Now a broad streak of clear, cold light had been cast upon the situation, and in this light he saw how poor and feeble had been his hope. It was all very well, however, to make resolutions and to contract with himself to set aside all thought of Polly and his love for her. In these matters mind is not everything, and nature is too strong voiced to be silenced at will.

Valentine went about his business just as he would have done had Christina refrained from telling him that pitiful little story; but though he walked, and spoke, and wrote, and eventually traveled down to Dynechester just as he usually walked and spoke and traveled, he was conscious, actually conscious, of a great difference in himself, and he looked ahead at his future half nervously, for this was his first actual consciousness of the power of heart over mind, and he hardly knew how the future was to be faced with this dull, aching pain clamoring to be healed and never healing.

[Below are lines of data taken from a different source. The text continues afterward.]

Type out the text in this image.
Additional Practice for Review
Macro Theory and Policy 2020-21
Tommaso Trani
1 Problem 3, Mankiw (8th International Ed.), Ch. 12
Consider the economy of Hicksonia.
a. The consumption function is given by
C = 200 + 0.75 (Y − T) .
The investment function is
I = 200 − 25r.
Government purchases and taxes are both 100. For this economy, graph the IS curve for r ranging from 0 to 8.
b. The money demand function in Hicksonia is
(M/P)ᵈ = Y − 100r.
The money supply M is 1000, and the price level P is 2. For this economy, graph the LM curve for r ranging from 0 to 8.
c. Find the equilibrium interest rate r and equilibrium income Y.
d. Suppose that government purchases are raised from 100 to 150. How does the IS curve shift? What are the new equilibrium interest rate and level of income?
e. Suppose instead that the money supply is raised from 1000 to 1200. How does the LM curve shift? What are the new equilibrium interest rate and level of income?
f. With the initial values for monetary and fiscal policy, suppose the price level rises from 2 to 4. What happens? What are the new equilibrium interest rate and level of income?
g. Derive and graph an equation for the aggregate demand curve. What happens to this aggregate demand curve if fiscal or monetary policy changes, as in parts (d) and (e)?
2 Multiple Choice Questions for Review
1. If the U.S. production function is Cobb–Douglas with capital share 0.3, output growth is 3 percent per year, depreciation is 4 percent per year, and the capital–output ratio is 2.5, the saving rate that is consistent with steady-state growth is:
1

“Time, I suppose,” he said to himself, wearily, “time will put things right again.”

But he had no faith even in time.

Life in its simplest aspects had changed to Valentine when he had told himself in quiet, measured terms, that his love for this woman, the first, the only love he had ever known, must be taken out of its setting and destroyed.

He was glad to be obliged to go to Dynechester; he escaped contact with Sacha, who annoyed him more than he could describe, since they had been thrown so much together; he was even glad not to see Grace before he went, although he would like to have heard from his sister some news of Polly, and if all were well with the girl.

This sudden departure, this quitting of her mother, all served to bear testimony to the truth of what Christina had told him, for it was so unlike Polly to permit herself to be separated from her mother; it must, therefore, have been some very strong motive that had urged her departure.

Grace was absent when her eldest brother ran into their temporary home, and, picking up his bag, took himself off to the station en route for Dynechester. She was, therefore, unable to enlighten him, as she was in a full position to do, on all touching Polly.

Grace had managed everything.

She had telegraphed to her old servant, and had received a reply, saying there was room and over for any friend of Miss Ambleton’s.